In her early 30s, Tatsumi married a farmer who cultivated peaches and grapes, and together they raised three children. Their life, rooted in the agricultural traditions of Japan, was reflective of the era’s simpler, community-oriented lifestyle.
Before her marriage, Tatsumi immersed herself in traditional Japanese arts, learning Ikebana and the tea ceremony. These practices, deeply embedded in Japanese culture, emphasize harmony, respect, purity, and tranquility—values that Tatsumi carried throughout her life. Even in her later years, her passion for Ikebana remained strong, and she continued to arrange flowers at her home’s entrance until the impressive age of 106. Her dedication to this art form and her garden, where she nurtured chrysanthemums, showcased her lifelong connection to nature and traditional Japanese aesthetics.
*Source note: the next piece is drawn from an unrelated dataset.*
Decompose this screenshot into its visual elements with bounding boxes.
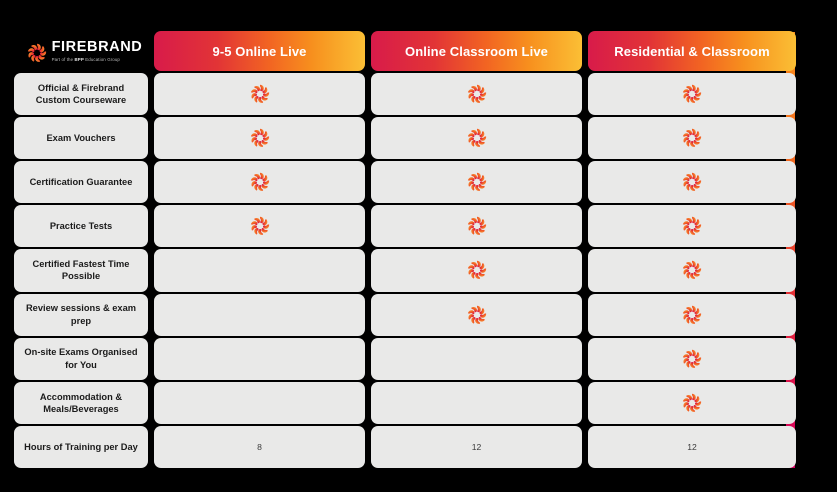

Tatsumi’s love for sweets like Mitarashi (sweet dumplings) and Zenzai (sweet red bean soup) was well-known among her family and friends. These traditional Japanese desserts, often associated with festivals and celebratory occasions, symbolized her enjoyment of life’s simple pleasures.
In 2013, at the age of 106, Tatsumi moved to the Hakuto nursing home in Kashiwara City. Despite her advanced age, she remained active and engaged, participating in exercises even while seated in a wheelchair. Her ability to independently eat and apply makeup at the age of 110, and to engage in conversations with staff members, highlighted her extraordinary health and vitality in old age.
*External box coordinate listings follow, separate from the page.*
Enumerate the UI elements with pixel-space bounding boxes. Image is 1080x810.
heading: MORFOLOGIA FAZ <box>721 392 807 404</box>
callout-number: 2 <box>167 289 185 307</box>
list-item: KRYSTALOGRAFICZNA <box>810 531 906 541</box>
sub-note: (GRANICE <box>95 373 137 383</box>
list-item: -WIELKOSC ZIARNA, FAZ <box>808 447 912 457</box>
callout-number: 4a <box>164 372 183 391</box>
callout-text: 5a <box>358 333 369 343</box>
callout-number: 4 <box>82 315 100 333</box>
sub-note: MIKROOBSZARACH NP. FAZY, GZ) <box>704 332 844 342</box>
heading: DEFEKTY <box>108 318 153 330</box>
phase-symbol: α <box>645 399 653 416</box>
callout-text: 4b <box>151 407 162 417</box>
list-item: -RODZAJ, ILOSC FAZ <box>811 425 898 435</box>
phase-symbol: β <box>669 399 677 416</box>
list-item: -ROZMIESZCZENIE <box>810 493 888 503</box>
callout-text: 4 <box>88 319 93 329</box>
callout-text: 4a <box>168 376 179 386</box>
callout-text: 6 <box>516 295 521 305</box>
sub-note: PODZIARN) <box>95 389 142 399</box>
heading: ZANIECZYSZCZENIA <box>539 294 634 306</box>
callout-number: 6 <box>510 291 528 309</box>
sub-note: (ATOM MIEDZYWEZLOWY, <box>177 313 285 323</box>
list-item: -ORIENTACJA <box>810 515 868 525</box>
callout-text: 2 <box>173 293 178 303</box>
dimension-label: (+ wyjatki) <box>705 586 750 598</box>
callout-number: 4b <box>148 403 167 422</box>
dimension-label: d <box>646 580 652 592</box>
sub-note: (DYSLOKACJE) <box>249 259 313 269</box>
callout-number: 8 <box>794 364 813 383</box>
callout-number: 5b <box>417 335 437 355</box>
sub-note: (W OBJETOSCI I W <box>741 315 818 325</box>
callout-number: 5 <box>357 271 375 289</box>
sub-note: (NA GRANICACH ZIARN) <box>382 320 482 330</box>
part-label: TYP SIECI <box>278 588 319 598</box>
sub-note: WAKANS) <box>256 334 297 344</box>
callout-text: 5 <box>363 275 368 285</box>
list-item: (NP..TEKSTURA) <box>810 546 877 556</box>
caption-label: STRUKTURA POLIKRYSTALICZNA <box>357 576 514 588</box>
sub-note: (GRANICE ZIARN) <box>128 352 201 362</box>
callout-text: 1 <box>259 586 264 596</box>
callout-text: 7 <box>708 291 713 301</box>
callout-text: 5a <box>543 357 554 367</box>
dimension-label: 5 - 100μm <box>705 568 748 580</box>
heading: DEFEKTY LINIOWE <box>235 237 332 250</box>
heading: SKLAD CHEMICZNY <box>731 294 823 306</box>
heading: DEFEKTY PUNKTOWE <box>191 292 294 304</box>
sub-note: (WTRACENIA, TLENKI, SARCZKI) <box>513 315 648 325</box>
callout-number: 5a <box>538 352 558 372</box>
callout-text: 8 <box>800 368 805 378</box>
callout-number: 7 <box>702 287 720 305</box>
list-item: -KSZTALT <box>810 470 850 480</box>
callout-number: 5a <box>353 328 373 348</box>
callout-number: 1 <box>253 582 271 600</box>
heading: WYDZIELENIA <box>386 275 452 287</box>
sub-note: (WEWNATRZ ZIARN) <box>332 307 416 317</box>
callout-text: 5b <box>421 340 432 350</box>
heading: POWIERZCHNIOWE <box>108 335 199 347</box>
On her 113th birthday, her spirited response of “Thank you” to birthday wishes demonstrated her enduring zest for life. However, by the age of 115, she became bedridden and less able to engage in conversation, though she still occasionally interacted with staff, particularly around meal times.
Her status as the oldest living person in Osaka Prefecture was officially recognized in September 2020. Following the death of Kane Tanaka in April 2022, Tatsumi became Japan’s oldest living person at 114 years and 359 days old, a significant milestone that brought her national recognition and admiration.
Tatsumi’s life spanned 116 years and 231 days, a testament to her resilience and the advances in healthcare and living conditions in Japan. Her longevity is a remarkable example of the increasing number of supercentenarians worldwide, particularly in Japan, which is known for its high life expectancy. Her passing on December 12, 2023, marked the end of an era and left a legacy of inspiration and awe.
Following Tatsumi’s death, Tomiko Itooka became the oldest living person in Japan. Tatsumi’s life story, enriched by her engagement with traditional Japanese culture and her adaptability to the changing times, remains a captivating narrative in Japan’s history of longevity.